G1 Locomotion: Training an RL Policy from Scratch

2026-03-13

I trained a locomotion policy for the Unitree G1 humanoid using reinforcement learning in NVIDIA Isaac Sim. The robot learned to walk entirely on its own, with no pre-programmed gaits and no motion capture data.


Demo

100 G1 robots walking in parallel using the trained policy. 4,096 were training simultaneously in the background.

Setup

Robot Unitree G1, 29 degrees of freedom
Simulation NVIDIA Isaac Sim 5.1 + Isaac Lab 2.3.2
Hardware RTX 3090 (24 GB VRAM)
Parallel environments 4,096 robots
Training time ~4 hours
Total timesteps 685 million
graph LR
    A["Velocity Command\n(forward, lateral, turn)"] --> P["Neural Network\n480 inputs → 29 outputs"]
    P --> B["29 Joint Targets\n@ 50 Hz"]
    B --> R["G1 Robot"]
    R -->|"joint positions, IMU, foot contact"| P

How Training Works

The policy is a neural network that maps sensor readings to joint commands.
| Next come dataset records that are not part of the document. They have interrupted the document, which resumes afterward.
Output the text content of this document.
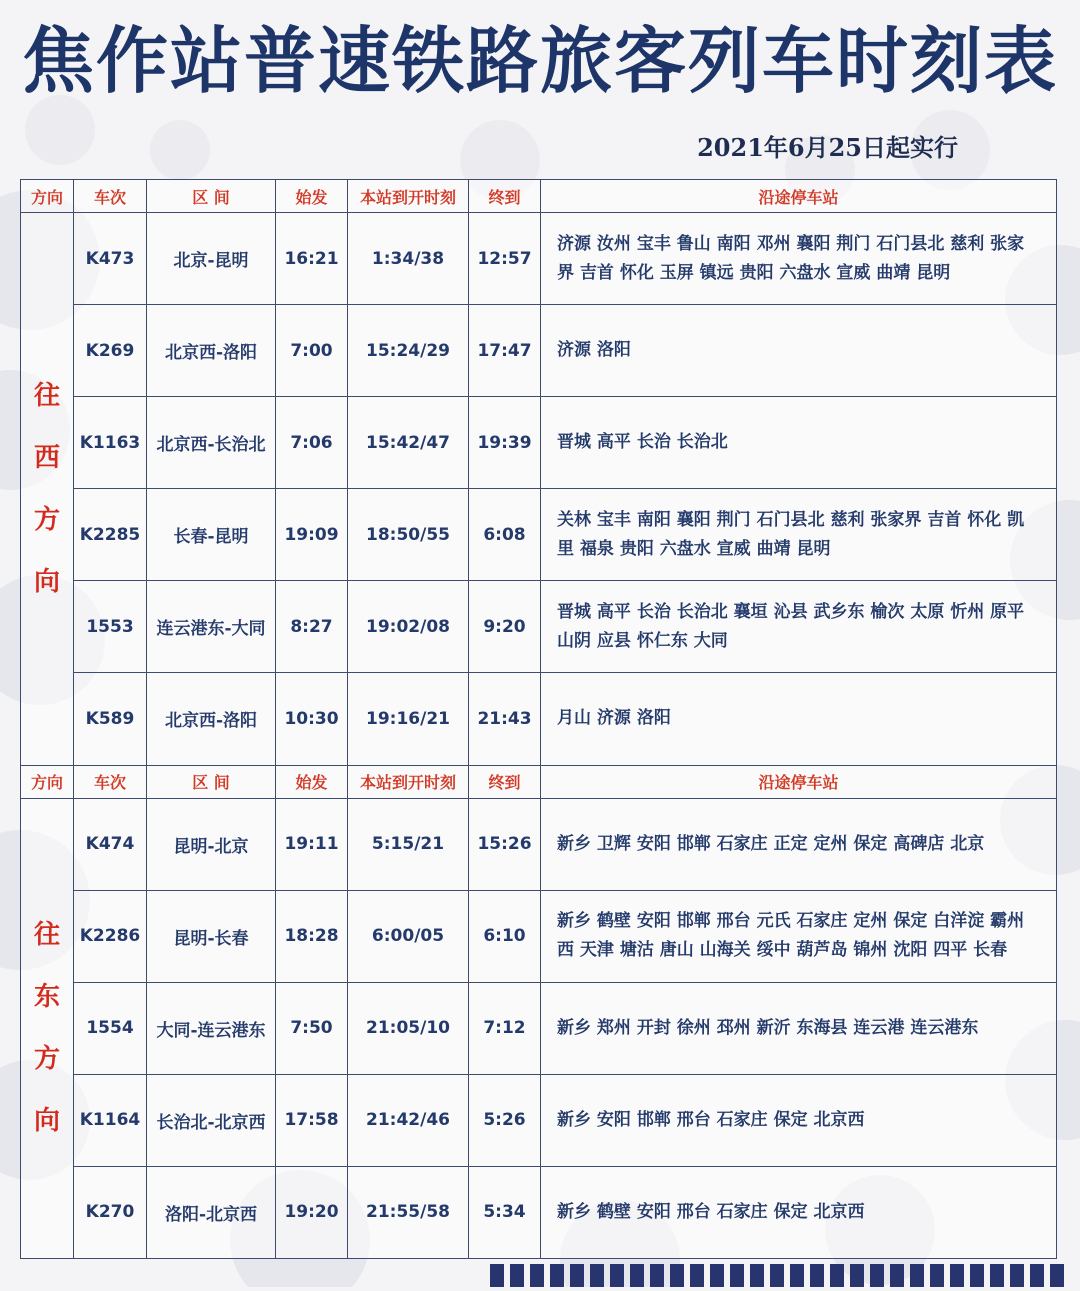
焦作站普速铁路旅客列车时刻表
2021年6月25日起实行
方向	车次	区 间	始发	本站到开时刻	终到	沿途停车站

往
西
方
向	K473	北京-昆明	16:21	1:34/38	12:57	济源 汝州 宝丰 鲁山 南阳 邓州 襄阳 荆门 石门县北 慈利 张家界 吉首 怀化 玉屏 镇远 贵阳 六盘水 宣威 曲靖 昆明
	K269	北京西-洛阳	7:00	15:24/29	17:47	济源 洛阳
	K1163	北京西-长治北	7:06	15:42/47	19:39	晋城 高平 长治 长治北
	K2285	长春-昆明	19:09	18:50/55	6:08	关林 宝丰 南阳 襄阳 荆门 石门县北 慈利 张家界 吉首 怀化 凯里 福泉 贵阳 六盘水 宣威 曲靖 昆明
	1553	连云港东-大同	8:27	19:02/08	9:20	晋城 高平 长治 长治北 襄垣 沁县 武乡东 榆次 太原 忻州 原平 山阴 应县 怀仁东 大同
	K589	北京西-洛阳	10:30	19:16/21	21:43	月山 济源 洛阳
方向	车次	区 间	始发	本站到开时刻	终到	沿途停车站

往
东
方
向	K474	昆明-北京	19:11	5:15/21	15:26	新乡 卫辉 安阳 邯郸 石家庄 正定 定州 保定 高碑店 北京
	K2286	昆明-长春	18:28	6:00/05	6:10	新乡 鹤壁 安阳 邯郸 邢台 元氏 石家庄 定州 保定 白洋淀 霸州西 天津 塘沽 唐山 山海关 绥中 葫芦岛 锦州 沈阳 四平 长春
	1554	大同-连云港东	7:50	21:05/10	7:12	新乡 郑州 开封 徐州 邳州 新沂 东海县 连云港 连云港东
	K1164	长治北-北京西	17:58	21:42/46	5:26	新乡 安阳 邯郸 邢台 石家庄 保定 北京西
	K270	洛阳-北京西	19:20	21:55/58	5:34	新乡 鹤壁 安阳 邢台 石家庄 保定 北京西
It starts with random weights and improves through trial and error over millions of attempts.

Reward shaping tells the robot what to optimize. Each timestep, the policy receives a score made up of several terms:

Reward Term Weight What it encourages
Velocity tracking (linear) 2.0 Follow commanded forward/lateral speed
Velocity tracking (yaw) 1.5 Follow commanded turning rate
Foot clearance 0.5 Lift feet cleanly, no shuffling
Upright orientation 1.0 Stay balanced, do not tip
Smooth joint motion 0.1 Reduce jitter and energy waste
Alive bonus 2.0 Stay standing (penalized on fall)

Higher weights make the robot prioritize those behaviors more. The alive bonus is critical early in training: it ensures the robot learns to stay upright before it tries to walk.

Training phases:

graph LR
    A["0–50 iter\nRandom flailing"] --> B["50–200\nLearns to stand"]
    B --> C["200–500\nShifts weight"]
    C --> D["500–1000\nFirst steps"]
    D --> E["1000+\nSmooth walking"]

Results

After 7,200 iterations (685 million timesteps):

Metric Value
Survival rate 99.8%
Velocity command accuracy 90%
Foot clearance score 0.96 / 1.0
Mean episode length 996 / 1000 steps
Mean reward +42.1 (from -0.87 at start)

The reward improved from -0.87 (random flailing) to 42.1 (smooth, stable walking). The robot falls in less than 1 in 500 episodes.


Reproducing This

For the full step-by-step guide including every command, config file, and file path, see the RL Training Guide.


Output

The trained policy is exported as an ONNX file, a portable inference format that runs on both the simulation workstation and the G1's onboard Jetson Orin. The same file validated in simulation can be deployed directly on the physical robot.